Sunday 13 July 2014

Hell is Empty

 When you open the show with some law enforcement types transporting a bunch of psycho killers across country in a van you pretty well know what's coming. One of those law enforcement types is my old buddy Sheriff Walt Longmire and the country is the foothills of the Big Horn mountains in Wyoming, alreaded well blanketed in winter's snow and there's more on the way. Deputy Saizarbitoria (Sancho) is working his way through a bunch of book lists provided by his friends and colleagues (the full set of lists is published at the back). Currently he's mired in the substantially weighty tome of Inferno. Before long the prisoners turn the tables and wreak havoc before high-tailing it into the mountains. Walt sets off in pursuit, with Dante's masterwork his most constant companion. Now at this stage I'd usually start grumbling about Johnson breaking the Longmire formula again by dropping the usual ensemble cast into their off stage limbo waiting for their curtain call at the epilogue but this one is really well done. Yeah it's pretty much a solo piece following Walt's pov, with a few cameos from a few familiar faces but it's far from being a cliched thriller despite the somewhat stock-plot opening. It's actually very well realised, fusing the themes and philosophical ideas of Dante's allegorical satire with Walt's relentless strivings to save the innocent, get up close and personal with his spirituality and basically come to terms with his own place in the world. It's a voyage of self discovery as much as a cops and bad guys chase through the snow. 

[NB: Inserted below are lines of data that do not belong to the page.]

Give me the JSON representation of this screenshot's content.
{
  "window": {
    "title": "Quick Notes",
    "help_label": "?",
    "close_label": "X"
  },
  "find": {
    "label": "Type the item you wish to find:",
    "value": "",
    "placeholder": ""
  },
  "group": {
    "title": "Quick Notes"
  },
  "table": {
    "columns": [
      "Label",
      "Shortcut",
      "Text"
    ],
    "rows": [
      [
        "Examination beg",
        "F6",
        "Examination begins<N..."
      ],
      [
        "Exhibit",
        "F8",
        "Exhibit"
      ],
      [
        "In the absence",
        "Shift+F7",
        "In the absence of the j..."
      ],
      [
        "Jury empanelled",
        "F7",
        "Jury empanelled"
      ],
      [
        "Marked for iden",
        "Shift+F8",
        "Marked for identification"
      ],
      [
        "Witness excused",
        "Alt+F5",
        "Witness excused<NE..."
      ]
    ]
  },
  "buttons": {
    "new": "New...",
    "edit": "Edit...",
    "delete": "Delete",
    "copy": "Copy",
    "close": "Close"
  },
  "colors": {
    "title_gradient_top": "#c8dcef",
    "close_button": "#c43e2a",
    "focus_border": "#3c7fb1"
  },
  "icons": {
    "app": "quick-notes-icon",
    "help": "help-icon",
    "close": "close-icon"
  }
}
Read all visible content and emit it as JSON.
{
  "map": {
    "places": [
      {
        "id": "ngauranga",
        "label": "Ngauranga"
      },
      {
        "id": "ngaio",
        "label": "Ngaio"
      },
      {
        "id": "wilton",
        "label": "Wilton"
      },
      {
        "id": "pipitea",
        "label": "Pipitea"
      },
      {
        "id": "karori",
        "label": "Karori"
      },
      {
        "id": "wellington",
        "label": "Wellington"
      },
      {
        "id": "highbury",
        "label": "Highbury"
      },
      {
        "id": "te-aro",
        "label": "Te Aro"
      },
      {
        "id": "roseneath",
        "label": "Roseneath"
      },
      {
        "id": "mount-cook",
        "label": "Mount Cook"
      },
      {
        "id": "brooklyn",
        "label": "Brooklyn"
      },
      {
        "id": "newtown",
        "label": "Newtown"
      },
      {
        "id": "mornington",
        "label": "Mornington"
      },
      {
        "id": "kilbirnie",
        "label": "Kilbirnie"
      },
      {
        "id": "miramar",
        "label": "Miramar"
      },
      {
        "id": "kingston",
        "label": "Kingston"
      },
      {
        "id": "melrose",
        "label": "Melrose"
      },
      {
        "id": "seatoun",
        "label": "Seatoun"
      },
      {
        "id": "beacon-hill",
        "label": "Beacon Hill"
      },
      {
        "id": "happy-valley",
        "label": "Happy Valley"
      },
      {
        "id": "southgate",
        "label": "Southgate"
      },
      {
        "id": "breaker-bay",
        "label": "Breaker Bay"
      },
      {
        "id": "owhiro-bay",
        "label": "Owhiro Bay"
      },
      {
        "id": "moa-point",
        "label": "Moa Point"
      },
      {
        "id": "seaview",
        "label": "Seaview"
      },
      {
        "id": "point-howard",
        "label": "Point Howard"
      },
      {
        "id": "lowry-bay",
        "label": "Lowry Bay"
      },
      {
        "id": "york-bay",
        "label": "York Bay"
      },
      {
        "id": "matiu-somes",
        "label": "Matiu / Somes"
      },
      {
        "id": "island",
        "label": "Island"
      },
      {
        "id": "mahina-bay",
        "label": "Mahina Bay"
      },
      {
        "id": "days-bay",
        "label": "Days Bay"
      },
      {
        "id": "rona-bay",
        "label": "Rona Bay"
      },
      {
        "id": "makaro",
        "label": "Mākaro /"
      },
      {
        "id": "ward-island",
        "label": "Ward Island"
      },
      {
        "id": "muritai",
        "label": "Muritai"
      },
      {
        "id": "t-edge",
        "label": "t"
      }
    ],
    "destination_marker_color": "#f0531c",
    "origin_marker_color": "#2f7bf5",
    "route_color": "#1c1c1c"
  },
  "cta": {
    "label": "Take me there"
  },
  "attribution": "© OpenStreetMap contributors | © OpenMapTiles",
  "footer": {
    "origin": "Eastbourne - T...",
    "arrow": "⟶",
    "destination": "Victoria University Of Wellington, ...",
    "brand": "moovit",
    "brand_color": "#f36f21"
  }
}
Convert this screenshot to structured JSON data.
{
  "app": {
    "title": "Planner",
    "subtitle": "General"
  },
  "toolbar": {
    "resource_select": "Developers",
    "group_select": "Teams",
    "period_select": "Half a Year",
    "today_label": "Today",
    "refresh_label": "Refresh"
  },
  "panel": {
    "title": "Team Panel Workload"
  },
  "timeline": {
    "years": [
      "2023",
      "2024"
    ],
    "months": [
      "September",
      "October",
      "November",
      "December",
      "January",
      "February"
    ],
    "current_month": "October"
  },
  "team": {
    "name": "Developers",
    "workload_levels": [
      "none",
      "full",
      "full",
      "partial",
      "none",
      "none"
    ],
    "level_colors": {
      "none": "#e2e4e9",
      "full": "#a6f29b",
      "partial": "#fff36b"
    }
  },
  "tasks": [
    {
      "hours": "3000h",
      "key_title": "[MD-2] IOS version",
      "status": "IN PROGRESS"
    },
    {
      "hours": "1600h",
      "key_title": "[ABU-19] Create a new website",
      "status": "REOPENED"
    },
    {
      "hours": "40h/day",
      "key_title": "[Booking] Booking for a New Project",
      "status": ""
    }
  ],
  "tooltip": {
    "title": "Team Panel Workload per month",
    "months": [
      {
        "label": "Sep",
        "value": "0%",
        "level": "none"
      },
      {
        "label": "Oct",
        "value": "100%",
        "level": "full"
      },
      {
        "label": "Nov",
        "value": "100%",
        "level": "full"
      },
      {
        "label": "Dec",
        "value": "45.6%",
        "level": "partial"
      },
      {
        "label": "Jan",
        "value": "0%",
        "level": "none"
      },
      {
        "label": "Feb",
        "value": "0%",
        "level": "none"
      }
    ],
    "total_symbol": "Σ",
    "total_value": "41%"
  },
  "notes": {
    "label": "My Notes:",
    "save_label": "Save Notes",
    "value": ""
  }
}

It works on both levels though. It's also a big plus that the chase up the mountainside actually takes place in a real place. There really is a Cloud Peak and it's just as Johnson describes.
In the previous book the author gave the readers what they wanted; a full ensemble, a light humourous tone and no damn flashbacks. Walt's propensity for getting a bit beaten up was duly sent up but in Hell is Empty Johnson takes things to a new level and it's no joke. But Walt's wry style of humour is still there. Walt wouldn't be Walt without it. 
I do wonder though how things would have turned out if Sancho had plumped for The Poems of Emily Dickinson.